HAK SAVUNUCULUĞUNU TÜZÜKLER ÜZERiNDEN YAPAN KURUMLARDIR. ACABA "HAKKINI SAVUNDUKLARI KESiMi BÖLEREK EN BÜYÜK KÖTÜLÜĞÜ SENDiKALAR MI YAPIYOR? DiYE SORMUŞLUĞUM VARDIR. günümüzde sendikaya üye olmak sadece bir salon hareketine dönüşmüştür. son dönemlerde bir iş başardıkları görülmemiştir, tepedekilerin ekmeğine yağ sürmekten başka.
türkiye bir buzdolabıdır.
içine koyduğunuz şey ne kadar iyi olursa olsun, bir süre sonra bozulmaktadır.
staj yaptığım fabrikanın işçileri, staj yaptığım dönemde sendika değiştiriyordu. son derece ağır şartlar altında çalışan, zehirlenmemeleri için zorla ayran içirilen işçilerden birine, neden sendika değiştirdiklerini sordum. "bu daha iyi" dedi. "kıbrıs'ta otelleri var, her yıl kurayla 6 işçiye tatil yaptırıyorlar".
12 eylül sonrası türkiye'de faaliyet gösteren sendikalar, dönemlerinin iktidarlarıyla paralel bir çizgide yol almıştır. tüm türkiye jaguar hediye edildiği için özal'ın damadıyla dalga geçerken; sendika ağaları aynı jaguar'a binmekte gecikmemişti. jaguar'ın devede kulak olduğu tek ülke türkiye'dir.
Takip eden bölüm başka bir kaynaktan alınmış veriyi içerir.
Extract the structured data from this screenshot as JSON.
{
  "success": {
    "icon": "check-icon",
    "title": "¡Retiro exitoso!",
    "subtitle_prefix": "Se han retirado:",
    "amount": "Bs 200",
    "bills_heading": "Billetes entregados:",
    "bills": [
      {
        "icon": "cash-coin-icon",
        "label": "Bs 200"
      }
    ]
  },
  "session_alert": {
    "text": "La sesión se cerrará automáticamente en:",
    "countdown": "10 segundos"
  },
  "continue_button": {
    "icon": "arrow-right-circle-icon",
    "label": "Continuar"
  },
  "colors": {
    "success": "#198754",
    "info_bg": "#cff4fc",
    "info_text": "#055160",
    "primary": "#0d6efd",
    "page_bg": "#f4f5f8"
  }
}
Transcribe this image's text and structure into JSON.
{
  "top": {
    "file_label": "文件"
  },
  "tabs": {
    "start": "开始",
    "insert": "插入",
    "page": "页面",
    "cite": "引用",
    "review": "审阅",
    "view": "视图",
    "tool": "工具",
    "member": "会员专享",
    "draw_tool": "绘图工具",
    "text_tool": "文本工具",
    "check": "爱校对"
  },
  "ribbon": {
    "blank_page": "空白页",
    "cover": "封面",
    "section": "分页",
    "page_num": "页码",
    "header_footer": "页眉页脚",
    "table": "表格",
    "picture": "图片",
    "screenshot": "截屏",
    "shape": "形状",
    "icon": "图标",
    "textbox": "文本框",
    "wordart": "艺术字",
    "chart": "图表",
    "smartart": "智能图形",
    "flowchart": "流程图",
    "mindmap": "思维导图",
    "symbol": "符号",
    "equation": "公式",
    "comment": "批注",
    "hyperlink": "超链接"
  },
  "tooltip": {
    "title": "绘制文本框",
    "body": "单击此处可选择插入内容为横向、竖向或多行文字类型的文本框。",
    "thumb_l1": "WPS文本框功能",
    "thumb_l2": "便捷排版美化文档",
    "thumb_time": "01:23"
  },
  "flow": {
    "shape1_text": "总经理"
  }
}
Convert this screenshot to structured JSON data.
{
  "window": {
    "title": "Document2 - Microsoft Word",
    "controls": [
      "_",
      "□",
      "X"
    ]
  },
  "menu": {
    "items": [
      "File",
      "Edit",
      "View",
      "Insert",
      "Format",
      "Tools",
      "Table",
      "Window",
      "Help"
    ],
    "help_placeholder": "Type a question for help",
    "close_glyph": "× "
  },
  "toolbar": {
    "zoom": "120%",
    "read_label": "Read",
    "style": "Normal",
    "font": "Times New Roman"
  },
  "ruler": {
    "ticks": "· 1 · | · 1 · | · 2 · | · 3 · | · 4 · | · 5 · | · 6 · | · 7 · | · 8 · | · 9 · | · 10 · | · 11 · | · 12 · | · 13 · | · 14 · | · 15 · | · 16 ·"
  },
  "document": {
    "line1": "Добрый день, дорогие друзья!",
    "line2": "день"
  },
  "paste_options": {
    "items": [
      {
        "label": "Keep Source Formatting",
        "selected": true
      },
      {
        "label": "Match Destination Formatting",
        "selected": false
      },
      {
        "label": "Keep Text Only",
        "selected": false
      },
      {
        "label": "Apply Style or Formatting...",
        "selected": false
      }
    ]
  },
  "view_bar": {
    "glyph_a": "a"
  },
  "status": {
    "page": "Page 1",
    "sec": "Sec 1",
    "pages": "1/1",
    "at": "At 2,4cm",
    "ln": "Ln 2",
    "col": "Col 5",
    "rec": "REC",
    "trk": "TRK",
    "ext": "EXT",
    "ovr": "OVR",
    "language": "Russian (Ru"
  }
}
hükümetle veya işverenle yapılan pazarlıklar kapalı kapılar ardında yapıldığı, pazarlık tarafları aynı kumaşın farklı gömlekleri olduğu için; kaybeden her zaman işçi, kazanan her zaman taraflar olmuştur. yapılan, masa etrafındaki sendika ağalarının bir sonraki seçimlerde kaçıncı sıradan aday olacağı pazarlığıdır. pazarlıklar da uzun ve çekişmeli geçer. bir haftadan önce bitmez. ankara'da neden bu kadar çok pavyon var sanıyorsunuz?
sendika demek, grev hakkı demektir. işvereni zor durumda bırakarak, istediklerini almak. son zamanlarda birkaç günlük grevler dışında doğru dürüst grev yapan sendika duydunuz mu? duyamazsınız, duyamayacaksınız. grev süresince işçinin parasını sendika ödediği için, toplanan paraları ankara pavyonlarında üç beş ağa baş başa yemek varken; grevle kimse uğraşmayacaktır.
türkiye bir buzdolabıdır.
içine konanların çoğu çürük olduğundan, sağlam olanları da kokutmaktadır.
bursa'daki çoğu fabrikanın kapatılmasıa sebep olan işçi örgütlerinin adı. bütün işçiler çıkarıldıktan sonra koruyun artık haklarını. tabi sendika başkanları jipleri aldılar bu esnada, onlar sağlam. sırada kapatılacak yeni fabrikalar var.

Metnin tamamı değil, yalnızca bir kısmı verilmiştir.